Mijn Sohn von 23 Jahre hat eine TSH von 2,9. Die andere Were kenne ich leider nicht aber sehe das er die typischen Schilddrüsensymptome hat. Ich habe selber Hashimoto und mittlerweile keine Schilddrüse. Mein Sohn ist sehr viel abgefallen, hatte riesen Probleme mit hohem Blutdruk, Herzrhytmusstörungen und viele mehr. Klagt auch über Müdigkeit, Haarausfall, unruhige Haut und hat manchmal etwas dikkere Augenlieder, nervös, unruhig. Der schwere Bluthochdruk vor 2 Jahren hat sich im Allgemeinen gelegd nur der Oberdruk is meisten immer nog über 130 und das ist für einen 23 jährigen auch noch zu hoch. Mein Sohn hatte über viele Monate einen Unterdruk über 100. Weil man auf dem Röntgenfoto nichts erkennen konnte hat man weiter keine Untersuchungen veranlasst.
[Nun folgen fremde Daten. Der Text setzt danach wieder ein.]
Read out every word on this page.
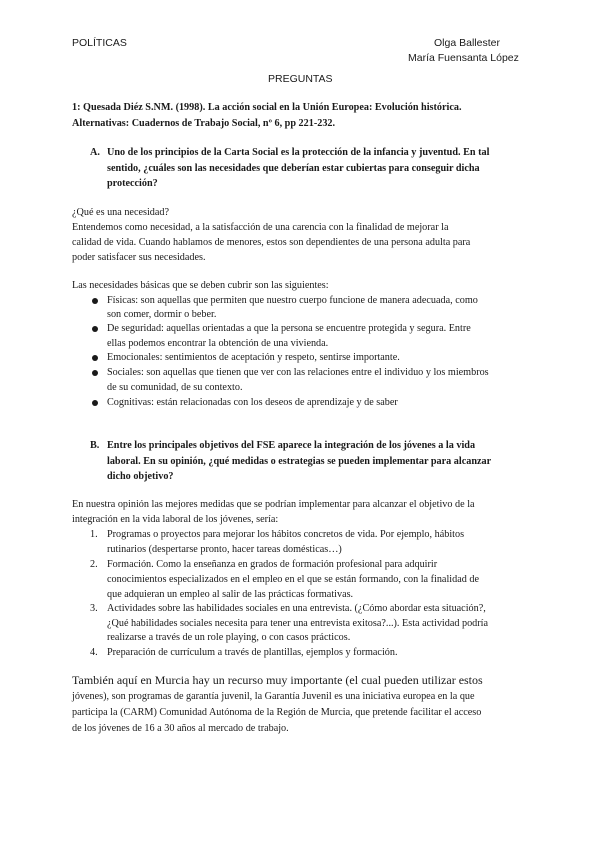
POLÍTICAS	Olga Ballester
María Fuensanta López
PREGUNTAS
1: Quesada Diéz S.NM. (1998). La acción social en la Unión Europea: Evolución histórica.
Alternativas: Cuadernos de Trabajo Social, nº 6, pp 221-232.
A. Uno de los principios de la Carta Social es la protección de la infancia y juventud. En tal
sentido, ¿cuáles son las necesidades que deberían estar cubiertas para conseguir dicha
protección?
¿Qué es una necesidad?
Entendemos como necesidad, a la satisfacción de una carencia con la finalidad de mejorar la
calidad de vida. Cuando hablamos de menores, estos son dependientes de una persona adulta para
poder satisfacer sus necesidades.
Las necesidades básicas que se deben cubrir son las siguientes:
Físicas: son aquellas que permiten que nuestro cuerpo funcione de manera adecuada, como
son comer, dormir o beber.
De seguridad: aquellas orientadas a que la persona se encuentre protegida y segura. Entre
ellas podemos encontrar la obtención de una vivienda.
Emocionales: sentimientos de aceptación y respeto, sentirse importante.
Sociales: son aquellas que tienen que ver con las relaciones entre el individuo y los miembros
de su comunidad, de su contexto.
Cognitivas: están relacionadas con los deseos de aprendizaje y de saber
B. Entre los principales objetivos del FSE aparece la integración de los jóvenes a la vida
laboral. En su opinión, ¿qué medidas o estrategias se pueden implementar para alcanzar
dicho objetivo?
En nuestra opinión las mejores medidas que se podrían implementar para alcanzar el objetivo de la
integración en la vida laboral de los jóvenes, sería:
1. Programas o proyectos para mejorar los hábitos concretos de vida. Por ejemplo, hábitos
rutinarios (despertarse pronto, hacer tareas domésticas…)
2. Formación. Como la enseñanza en grados de formación profesional para adquirir
conocimientos especializados en el empleo en el que se están formando, con la finalidad de
que adquieran un empleo al salir de las prácticas formativas.
3. Actividades sobre las habilidades sociales en una entrevista. (¿Cómo abordar esta situación?,
¿Qué habilidades sociales necesita para tener una entrevista exitosa?...). Esta actividad podría
realizarse a través de un role playing, o con casos prácticos.
4. Preparación de currículum a través de plantillas, ejemplos y formación.
También aquí en Murcia hay un recurso muy importante (el cual pueden utilizar estos
jóvenes), son programas de garantía juvenil, la Garantía Juvenil es una iniciativa europea en la que
participa la (CARM) Comunidad Autónoma de la Región de Murcia, que pretende facilitar el acceso
de los jóvenes de 16 a 30 años al mercado de trabajo.
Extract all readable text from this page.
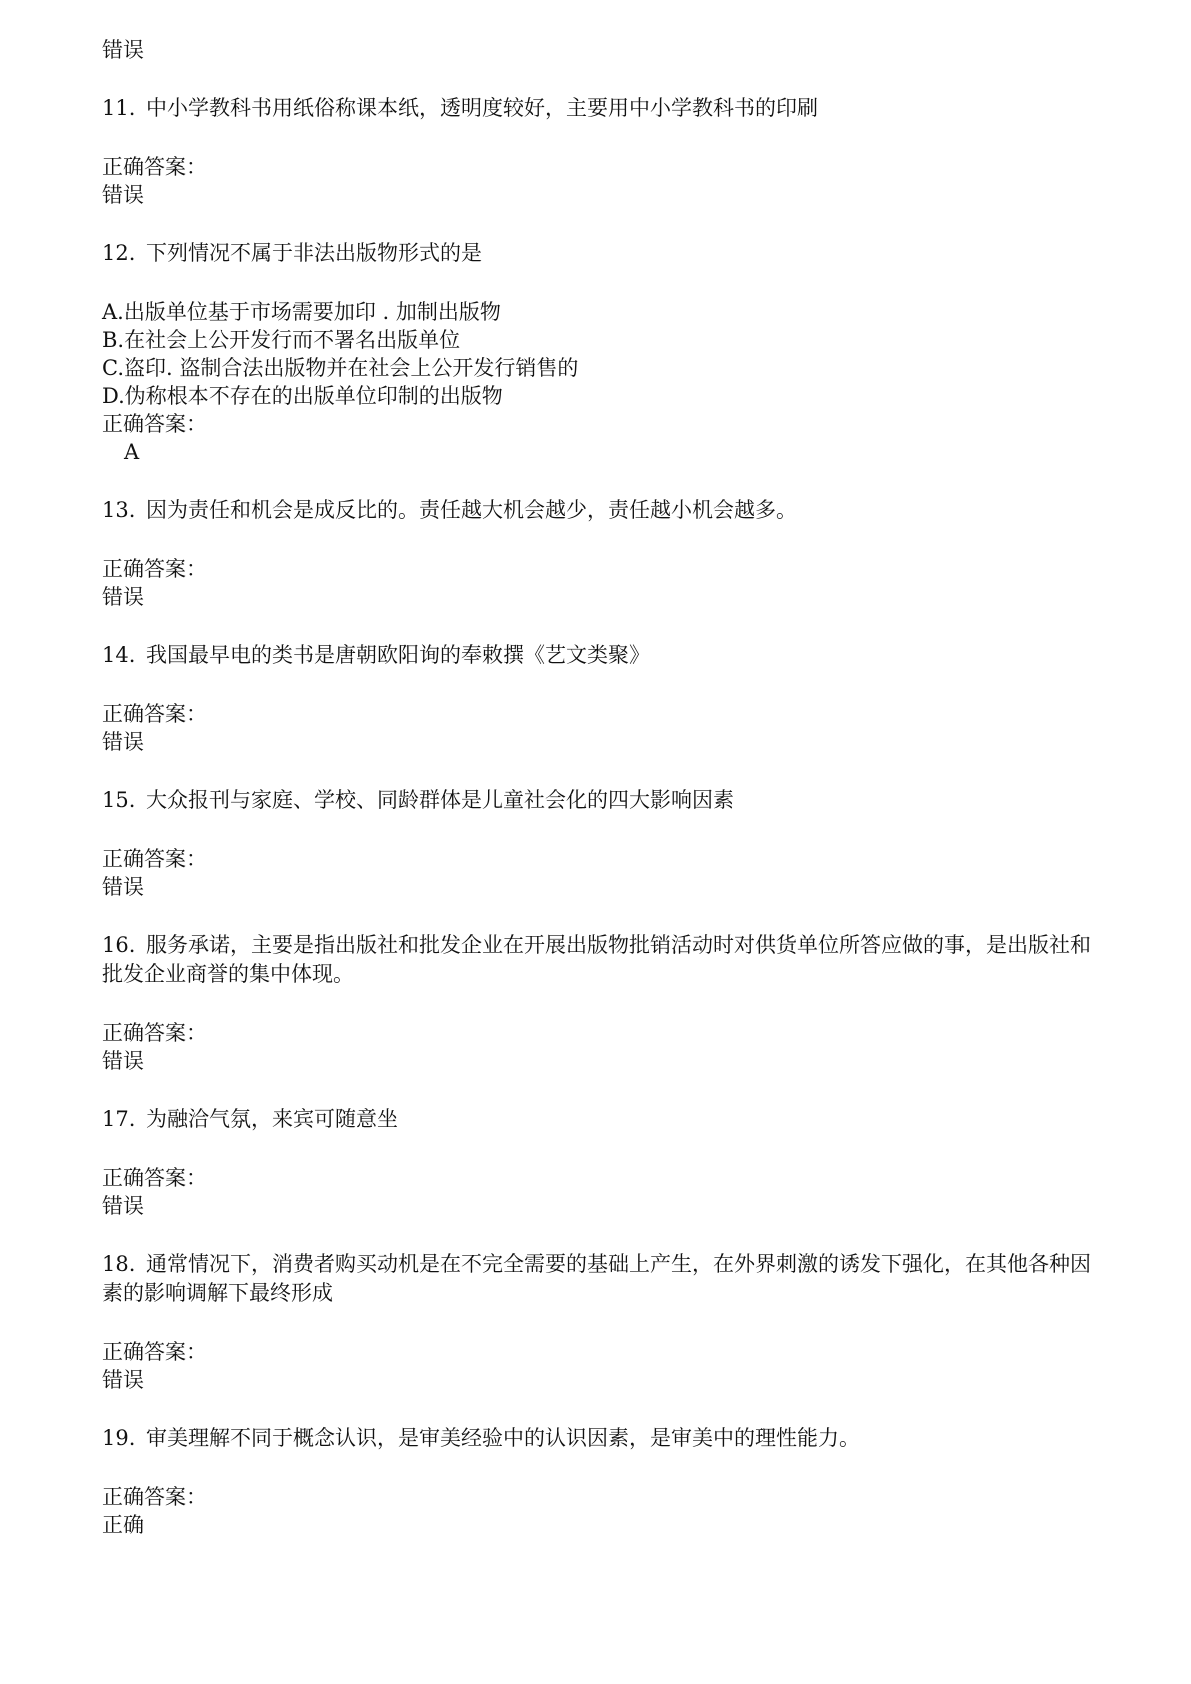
错误

11. 中小学教科书用纸俗称课本纸，透明度较好，主要用中小学教科书的印刷

正确答案：

错误

12. 下列情况不属于非法出版物形式的是

A.出版单位基于市场需要加印 . 加制出版物

B.在社会上公开发行而不署名出版单位

C.盗印. 盗制合法出版物并在社会上公开发行销售的

D.伪称根本不存在的出版单位印制的出版物

正确答案：

A

13. 因为责任和机会是成反比的。责任越大机会越少，责任越小机会越多。

正确答案：

错误

14. 我国最早电的类书是唐朝欧阳询的奉敕撰《艺文类聚》

正确答案：

错误

15. 大众报刊与家庭、学校、同龄群体是儿童社会化的四大影响因素

正确答案：

错误

16. 服务承诺，主要是指出版社和批发企业在开展出版物批销活动时对供货单位所答应做的事，是出版社和批发企业商誉的集中体现。

正确答案：

错误

17. 为融洽气氛，来宾可随意坐

正确答案：

错误

18. 通常情况下，消费者购买动机是在不完全需要的基础上产生，在外界刺激的诱发下强化，在其他各种因素的影响调解下最终形成

正确答案：

错误

19. 审美理解不同于概念认识，是审美经验中的认识因素，是审美中的理性能力。

正确答案：

正确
Da zijn TSH höher anstatt niedriger ist denke ich eher an Hashimoto aber die anderen Symptome sprechen für eine MB oder vielleicht doch der Anfangsstadium van Hashimoto?
Da die Internistin sagt der Wert ist im Normbereich (alte Werte) wird in dieser Richtung nichts gemacht. Ich habe selbst viel mit der Schilddrüse mitgemacht (ich bin davon überzeugt das der Auslöser eine Helicobacter Pylorie Infektion gewesen ist) und möchte meinem Sohn dieses ersparen. Er hat auch erhöhte Amylasewerte die ich übrigens auch habe, obwohl die Bauchspeicheldrüse auf dem Foto normal war.
Können Sie mir BITTE raten?
Entschuldigen Sie die Fehler aber ich bin Niederländerin.
FRAGE: Kan ein MB auch einen TSH Wert haben von 2,9??? Was ist bei MB ausschlaggebend??
Danke und liebe Grüße!
Maria
Kommentar: E-Mail-Anfrage wurde zwischenzeitlich beantwortet.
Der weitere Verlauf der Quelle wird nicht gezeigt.